1 Aralık 2009 yılında yürürlüğe giren Lizbon Antlaşması’nın 49A maddesi AB’ne üye bir ülkenin kendi isteğiyle üyelikten ayrılabilmesini düzenlemektedir.
İngiltere o günkü AET’ne üye olurken 1975 yılında yapılan ve İngiliz halkının %67’sinin evet dediği bir referandumu yine gündeme getirmektedir. Sizler bu yazıyı okurken 23 Haziran referandumunun sonucu belli olmuş olacak. Eski İmparatorluk günlerini ve dış politikasını hayal eden “Brexit”lerin kazanıp kazanmayacaklarını göreceğiz.
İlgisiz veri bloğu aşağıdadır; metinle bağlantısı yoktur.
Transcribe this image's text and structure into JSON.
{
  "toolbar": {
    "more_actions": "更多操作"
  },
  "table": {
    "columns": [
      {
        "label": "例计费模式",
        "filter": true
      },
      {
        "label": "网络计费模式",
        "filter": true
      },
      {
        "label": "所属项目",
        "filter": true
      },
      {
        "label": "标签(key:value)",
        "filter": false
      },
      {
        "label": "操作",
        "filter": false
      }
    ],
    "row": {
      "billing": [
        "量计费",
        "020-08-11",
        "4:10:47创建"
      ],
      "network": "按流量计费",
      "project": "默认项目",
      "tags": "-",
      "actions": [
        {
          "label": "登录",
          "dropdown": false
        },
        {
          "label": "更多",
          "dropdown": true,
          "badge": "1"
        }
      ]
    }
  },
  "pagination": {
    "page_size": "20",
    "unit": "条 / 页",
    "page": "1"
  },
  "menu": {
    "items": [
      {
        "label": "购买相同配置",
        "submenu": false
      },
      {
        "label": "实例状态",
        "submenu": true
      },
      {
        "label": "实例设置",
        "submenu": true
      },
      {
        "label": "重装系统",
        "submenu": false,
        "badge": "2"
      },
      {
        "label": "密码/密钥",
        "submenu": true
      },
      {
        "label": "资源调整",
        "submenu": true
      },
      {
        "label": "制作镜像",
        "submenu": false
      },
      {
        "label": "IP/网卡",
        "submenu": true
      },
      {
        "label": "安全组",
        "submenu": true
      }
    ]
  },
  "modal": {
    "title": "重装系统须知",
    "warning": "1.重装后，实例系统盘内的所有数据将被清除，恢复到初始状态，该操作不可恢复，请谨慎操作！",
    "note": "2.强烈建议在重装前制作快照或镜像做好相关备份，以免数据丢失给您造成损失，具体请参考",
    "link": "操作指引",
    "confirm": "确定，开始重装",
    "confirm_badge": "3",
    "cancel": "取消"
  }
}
Ancak bir barış ve kalkınma projesi olan AB sayesinde 1945’den beri Avrupa’da büyük bir savaşın olmadığı ve her şeye rağmen Avrupa’nın bir refah ve zenginlik bölgesi olduğu da bir gerçektir. (Sığınmacı ve göçmenlerin neden batıya gitmek istedikleri bu gerçeğin bir göstergesidir).
Aslında İngiltere çok tehlikeli bir politik kumar oynamaktadır. İngiliz Başbakanı CAMERON bu tehlikenin farkında olan bir devlet adamı olarak, referandum sonucunun AB içinde kalması şeklinde çıkması için gayret göstermektedir. İşte çoğu zaman olduğu gibi, aşırı milliyetçilik insanın kendi ülkesine zarar vermesiyle sonuçlanmakta. Yakın tarih bu gerçeğin acı örnekleriyle dolu.